Yes. Blended families can be extremely happy and healthy if the following points are considered when blending it.
Invest in the Union
Inform your children that you want to remarry and who will be your partner. Have your future spouse join in your conversation with your teenagers. This will help children become friends with your partner and avoid seeing them as an unwanted party in the family. However, this might seem uncomfortable and nervous to all parties, but you will be unified at the end of the session.
Your children should see you as one because cultivating a union defined by oneness is the foundation of a successful, well-blended family. However, you might be torn between loyalties. You might struggle with love for your spouse, love for your children, his love for his children, etc. This begs the question, who wins when sides are to be taken? While this might be a struggle initially, moving forward in unity produces better results than choosing one side over the other.
This is true particularly when parents cultivate unity and breathe oneness in the marriage. Indeed, their example allows harmony to flow into all relationships in the family. So developing oneness as marriage partners is the key to nurturing unity in the family. This is an important investment.
Every Marriage is a Blended Family
Most partners think that the blended nature of the family is what is making them fail. However, this is a lie because every marriage is a blended family. When two people from different families and backgrounds marry, they’re blending their lives, values, traditions, dreams, priorities, families, and much more.
In fact, these new weds face challenges as they continue blending everything they have. Likewise, blended families face challenges as they integrate their family life. In fact, these problems are common to all family life irrespective of the label it wears.
Be Flexible
Sometimes people’s lives deviate from the original blueprint. However, embracing the blessings when your reality falls short of the ideal plan can be helpful. Likewise, you will need to be flexible in a blended family setup.
You will need to bend some things such as family dinners, bedtime routines, household chores, holidays, and birthday celebrations. In other words, you must let go of what you think is ideal and be happy and contented with reality. This change is what will fill your home with life and joy.

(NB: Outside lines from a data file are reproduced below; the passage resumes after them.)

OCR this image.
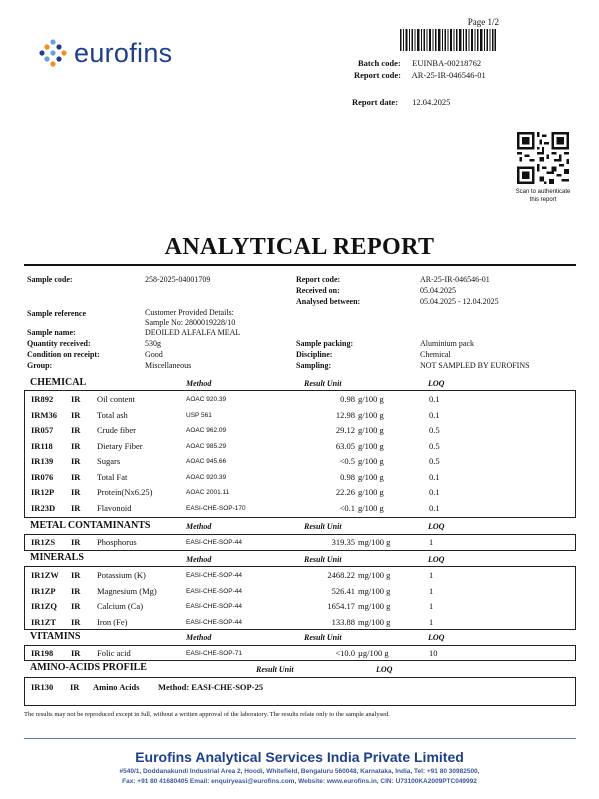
eurofins
Page 1/2
Batch code: EUINBA-00218762
Report code: AR-25-IR-046546-01
Report date: 12.04.2025
Scan to authenticate
this report
ANALYTICAL REPORT
Sample code:	258-2025-04001709	Report code:	AR-25-IR-046546-01
Received on:	05.04.2025
Analysed between:	05.04.2025 - 12.04.2025
Sample reference	Customer Provided Details:
Sample No: 2800019228/10
Sample name:	DEOILED ALFALFA MEAL
Quantity received:	530g
Condition on receipt:	Good
Group:	Miscellaneous
Sample packing:	Aluminium pack
Discipline:	Chemical
Sampling:	NOT SAMPLED BY EUROFINS
CHEMICAL	Method	Result Unit	LOQ
IR892 IR Oil content	AOAC 920.39	0.98 g/100 g	0.1
IRM36 IR Total ash	USP 561	12.98 g/100 g	0.1
IR057 IR Crude fiber	AOAC 962.09	29.12 g/100 g	0.5
IR118 IR Dietary Fiber	AOAC 985.29	63.05 g/100 g	0.5
IR139 IR Sugars	AOAC 945.66	<0.5 g/100 g	0.5
IR076 IR Total Fat	AOAC 920.39	0.98 g/100 g	0.1
IR12P IR Protein(Nx6.25)	AOAC 2001.11	22.26 g/100 g	0.1
IR23D IR Flavonoid	EASI-CHE-SOP-170	<0.1 g/100 g	0.1
METAL CONTAMINANTS	Method	Result Unit	LOQ
IR1ZS IR Phosphorus	EASI-CHE-SOP-44	319.35 mg/100 g	1
MINERALS	Method	Result Unit	LOQ
IR1ZW IR Potassium (K)	EASI-CHE-SOP-44	2468.22 mg/100 g	1
IR1ZP IR Magnesium (Mg)	EASI-CHE-SOP-44	526.41 mg/100 g	1
IR1ZQ IR Calcium (Ca)	EASI-CHE-SOP-44	1654.17 mg/100 g	1
IR1ZT IR Iron (Fe)	EASI-CHE-SOP-44	133.88 mg/100 g	1
VITAMINS	Method	Result Unit	LOQ
IR198 IR Folic acid	EASI-CHE-SOP-71	<10.0 µg/100 g	10
AMINO-ACIDS PROFILE	Result Unit	LOQ
IR130 IR Amino Acids Method: EASI-CHE-SOP-25
The results may not be reproduced except in full, without a written approval of the laboratory. The results relate only to the sample analysed.
Eurofins Analytical Services India Private Limited
#540/1, Doddanakundi Industrial Area 2, Hoodi, Whitefield, Bengaluru 560048, Karnataka, India, Tel: +91 80 30982500,
Fax: +91 80 41680405 Email: enquiryeasi@eurofins.com, Website: www.eurofins.in, CIN: U73100KA2009PTC049992
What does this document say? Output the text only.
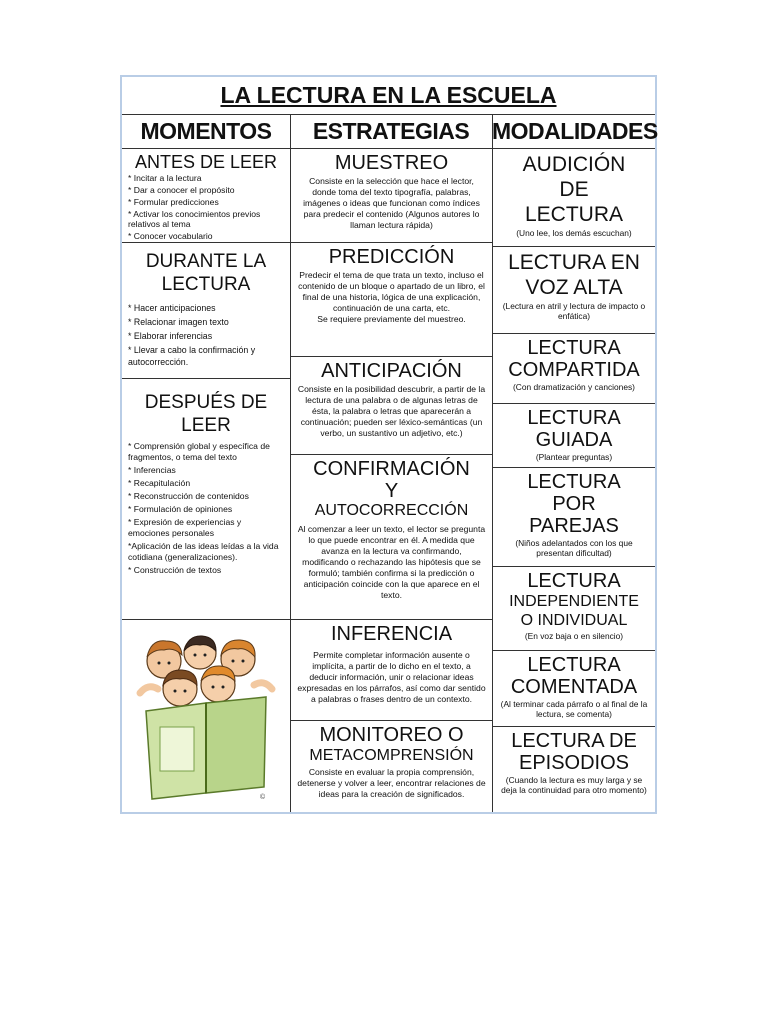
LA LECTURA EN LA ESCUELA
MOMENTOS	ESTRATEGIAS MODALIDADES
ANTES DE LEER
* Incitar a la lectura
* Dar a conocer el propósito
* Formular predicciones
* Activar los conocimientos previos relativos al tema
* Conocer vocabulario
DURANTE LA LECTURA
* Hacer anticipaciones
* Relacionar imagen texto
* Elaborar inferencias
* Llevar a cabo la confirmación y autocorrección.
DESPUÉS DE LEER
* Comprensión global y específica de fragmentos, o tema del texto
* Inferencias
* Recapitulación
* Reconstrucción de contenidos
* Formulación de opiniones
* Expresión de experiencias y emociones personales
*Aplicación de las ideas leídas a la vida cotidiana (generalizaciones).
* Construcción de textos
©
MUESTREO
Consiste en la selección que hace el lector, donde toma del texto tipografía, palabras, imágenes o ideas que funcionan como índices para predecir el contenido (Algunos autores lo llaman lectura rápida)
PREDICCIÓN
Predecir el tema de que trata un texto, incluso el contenido de un bloque o apartado de un libro, el final de una historia, lógica de una explicación, continuación de una carta, etc.
Se requiere previamente del muestreo.
ANTICIPACIÓN
Consiste en la posibilidad descubrir, a partir de la lectura de una palabra o de algunas letras de ésta, la palabra o letras que aparecerán a continuación; pueden ser léxico-semánticas (un verbo, un sustantivo un adjetivo, etc.)
CONFIRMACIÓN
Y
AUTOCORRECCIÓN
Al comenzar a leer un texto, el lector se pregunta lo que puede encontrar en él. A medida que avanza en la lectura va confirmando, modificando o rechazando las hipótesis que se formuló; también confirma si la predicción o anticipación coincide con la que aparece en el texto.
INFERENCIA
Permite completar información ausente o implícita, a partir de lo dicho en el texto, a deducir información, unir o relacionar ideas expresadas en los párrafos, así como dar sentido a palabras o frases dentro de un contexto.
MONITOREO O
METACOMPRENSIÓN
Consiste en evaluar la propia comprensión, detenerse y volver a leer, encontrar relaciones de ideas para la creación de significados.
AUDICIÓN
DE
LECTURA
(Uno lee, los demás escuchan)
LECTURA EN
VOZ ALTA
(Lectura en atril y lectura de impacto o enfática)
LECTURA
COMPARTIDA
(Con dramatización y canciones)
LECTURA
GUIADA
(Plantear preguntas)
LECTURA
POR
PAREJAS
(Niños adelantados con los que presentan dificultad)
LECTURA
INDEPENDIENTE
O INDIVIDUAL
(En voz baja o en silencio)
LECTURA
COMENTADA
(Al terminar cada párrafo o al final de la lectura, se comenta)
LECTURA DE
EPISODIOS
(Cuando la lectura es muy larga y se deja la continuidad para otro momento)
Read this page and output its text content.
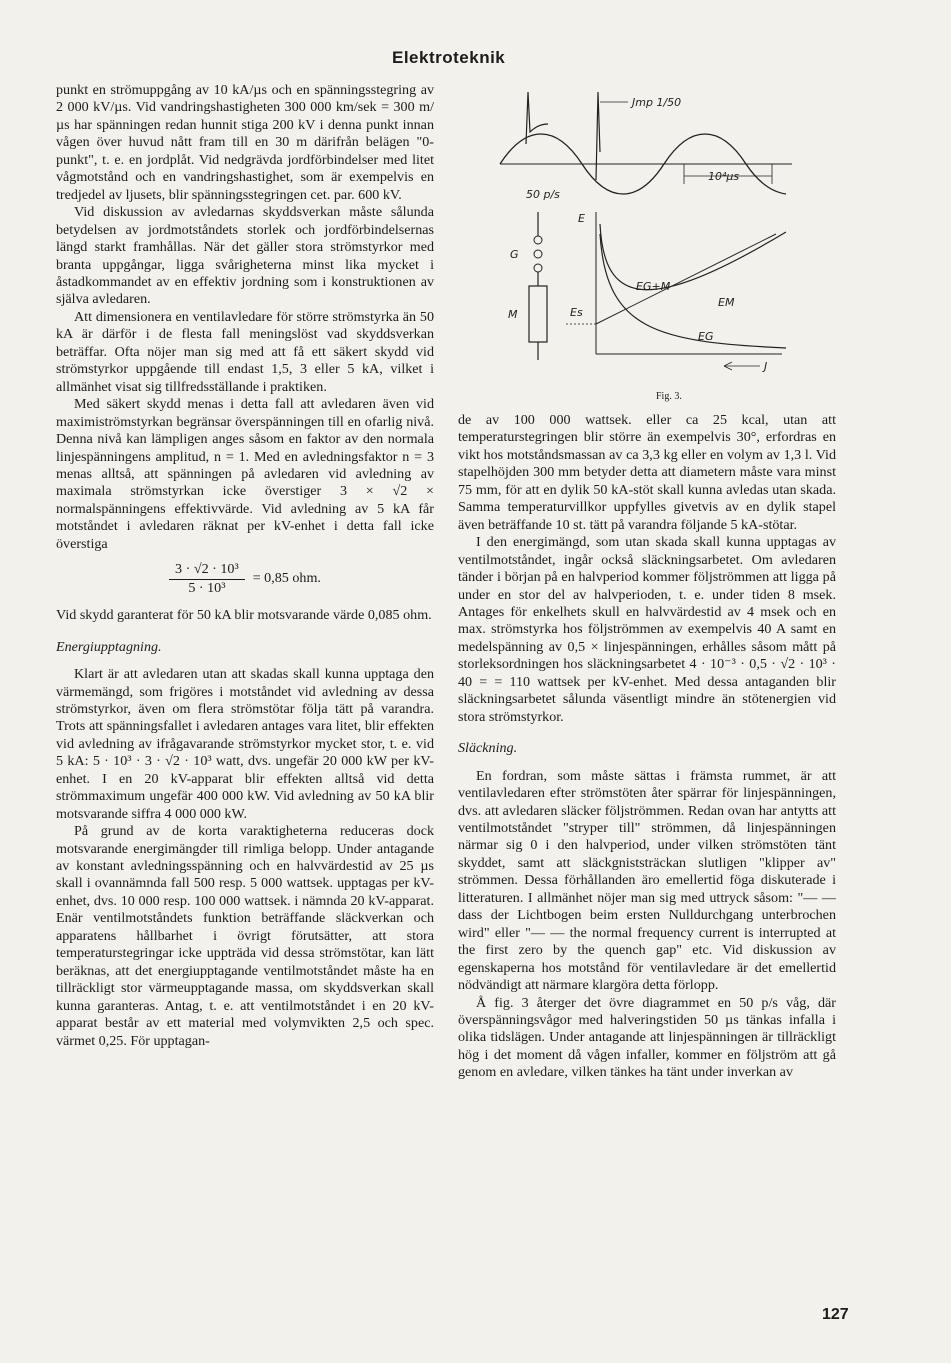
Elektroteknik

punkt en strömuppgång av 10 kA/µs och en spänningsstegring av 2 000 kV/µs. Vid vandringshastigheten 300 000 km/sek = 300 m/µs har spänningen redan hunnit stiga 200 kV i denna punkt innan vågen över huvud nått fram till en 30 m därifrån belägen "0-punkt", t. e. en jordplåt. Vid nedgrävda jordförbindelser med litet vågmotstånd och en vandringshastighet, som är exempelvis en tredjedel av ljusets, blir spänningsstegringen cet. par. 600 kV.

Vid diskussion av avledarnas skyddsverkan måste sålunda betydelsen av jordmotståndets storlek och jordförbindelsernas längd starkt framhållas. När det gäller stora strömstyrkor med branta uppgångar, ligga svårigheterna minst lika mycket i åstadkommandet av en effektiv jordning som i konstruktionen av själva avledaren.

Att dimensionera en ventilavledare för större strömstyrka än 50 kA är därför i de flesta fall meningslöst vad skyddsverkan beträffar. Ofta nöjer man sig med att få ett säkert skydd vid strömstyrkor uppgående till endast 1,5, 3 eller 5 kA, vilket i allmänhet visat sig tillfredsställande i praktiken.

Med säkert skydd menas i detta fall att avledaren även vid maximiströmstyrkan begränsar överspänningen till en ofarlig nivå. Denna nivå kan lämpligen anges såsom en faktor av den normala linjespänningens amplitud, n = 1. Med en avledningsfaktor n = 3 menas alltså, att spänningen på avledaren vid avledning av maximala strömstyrkan icke överstiger 3 × √2 × normalspänningens effektivvärde. Vid avledning av 5 kA får motståndet i avledaren räknat per kV-enhet i detta fall icke överstiga

$\frac{\text{3 · √2 · 10³}}{\text{5 · 10³}} = 0,85$ ohm.

Vid skydd garanterat för 50 kA blir motsvarande värde 0,085 ohm.

Energiupptagning.

Klart är att avledaren utan att skadas skall kunna upptaga den värmemängd, som frigöres i motståndet vid avledning av dessa strömstyrkor, även om flera strömstötar följa tätt på varandra. Trots att spänningsfallet i avledaren antages vara litet, blir effekten vid avledning av ifrågavarande strömstyrkor mycket stor, t. e. vid 5 kA: 5 · 10³ · 3 · √2 · 10³ watt, dvs. ungefär 20 000 kW per kV-enhet. I en 20 kV-apparat blir effekten alltså vid detta strömmaximum ungefär 400 000 kW. Vid avledning av 50 kA blir motsvarande siffra 4 000 000 kW.

På grund av de korta varaktigheterna reduceras dock motsvarande energimängder till rimliga belopp. Under antagande av konstant avledningsspänning och en halvvärdestid av 25 µs skall i ovannämnda fall 500 resp. 5 000 wattsek. upptagas per kV-enhet, dvs. 10 000 resp. 100 000 wattsek. i nämnda 20 kV-apparat. Enär ventilmotståndets funktion beträffande släckverkan och apparatens hållbarhet i övrigt förutsätter, att stora temperaturstegringar icke uppträda vid dessa strömstötar, kan lätt beräknas, att det energiupptagande ventilmotståndet måste ha en tillräckligt stor värmeupptagande massa, om skyddsverkan skall kunna garanteras. Antag, t. e. att ventilmotståndet i en 20 kV-apparat består av ett material med volymvikten 2,5 och spec. värmet 0,25. För upptagan-

Jmp 1/50
50 p/s
10⁴µs
G
M
E
Es
EG+M
EM
EG
J
Fig. 3.

de av 100 000 wattsek. eller ca 25 kcal, utan att temperaturstegringen blir större än exempelvis 30°, erfordras en vikt hos motståndsmassan av ca 3,3 kg eller en volym av 1,3 l. Vid stapelhöjden 300 mm betyder detta att diametern måste vara minst 75 mm, för att en dylik 50 kA-stöt skall kunna avledas utan skada. Samma temperaturvillkor uppfylles givetvis av en dylik stapel även beträffande 10 st. tätt på varandra följande 5 kA-stötar.

I den energimängd, som utan skada skall kunna upptagas av ventilmotståndet, ingår också släckningsarbetet. Om avledaren tänder i början på en halvperiod kommer följströmmen att ligga på under en stor del av halvperioden, t. e. under tiden 8 msek. Antages för enkelhets skull en halvvärdestid av 4 msek och en max. strömstyrka hos följströmmen av exempelvis 40 A samt en medelspänning av 0,5 × linjespänningen, erhålles såsom mått på storleksordningen hos släckningsarbetet 4 · 10⁻³ · 0,5 · √2 · 10³ · 40 = = 110 wattsek per kV-enhet. Med dessa antaganden blir släckningsarbetet sålunda väsentligt mindre än stötenergien vid stora strömstyrkor.

Släckning.

En fordran, som måste sättas i främsta rummet, är att ventilavledaren efter strömstöten åter spärrar för linjespänningen, dvs. att avledaren släcker följströmmen. Redan ovan har antytts att ventilmotståndet "stryper till" strömmen, då linjespänningen närmar sig 0 i den halvperiod, under vilken strömstöten tänt skyddet, samt att släckgniststräckan slutligen "klipper av" strömmen. Dessa förhållanden äro emellertid föga diskuterade i litteraturen. I allmänhet nöjer man sig med uttryck såsom: "— — dass der Lichtbogen beim ersten Nulldurchgang unterbrochen wird" eller "— — the normal frequency current is interrupted at the first zero by the quench gap" etc. Vid diskussion av egenskaperna hos motstånd för ventilavledare är det emellertid nödvändigt att närmare klargöra detta förlopp.

Å fig. 3 återger det övre diagrammet en 50 p/s våg, där överspänningsvågor med halveringstiden 50 µs tänkas infalla i olika tidslägen. Under antagande att linjespänningen är tillräckligt hög i det moment då vågen infaller, kommer en följström att gå genom en avledare, vilken tänkes ha tänt under inverkan av

127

Nurture an Environment of Love and Acceptance
Everyone feels better when they sense that there are loved and adored. This is a key ingredient in a blended family. It’s important to realize that every family member has experienced some loss. The dad and mom lost their initial partners, and the children lost one of their parents. As a result, every member is unsure of the root cause of the loss as well as their role in the matter.
They may be wondering whether they will fit at all in the new one. The saying “Once bitten, twice shy” may be filling their mind. However, giving each family member a large and continuous dose of love can heal the wounds and clear their doubts.
Express love, kindness, and care to each member of the family that you reflect on and let them know that you have been thinking about them. Affirm their worth when you get the chance. In fact, use kind words, compliments, connections, hugs, and kisses to let every family member feel lavishly loved. Letting them know that they mean the world to you will make your blended family healthy and happy.
Show Respect to Spouse’s and Your Ex
Showing respect to someone who hurt you in the past can be tricky. However, doing so demonstrates your character and doesn’t also valid their behavior.
It’s important to lead by example and show respect to your ex because it demonstrates to your children that you’re full of integrity, and they should imitate that. Further, respecting your spouse’s ex-wife or husband minimizes tension in your marriage. It’s important to note that the ex-wife is their biological mother while the ex-husband is their father, and nothing can replace that, including you.
Accepting that fact and avoiding negative comments about them in front of their children or at all times can eliminate conflict in your marriage. Indeed, showing them respect and not undermining them can help improve relationships in the family and between yourselves.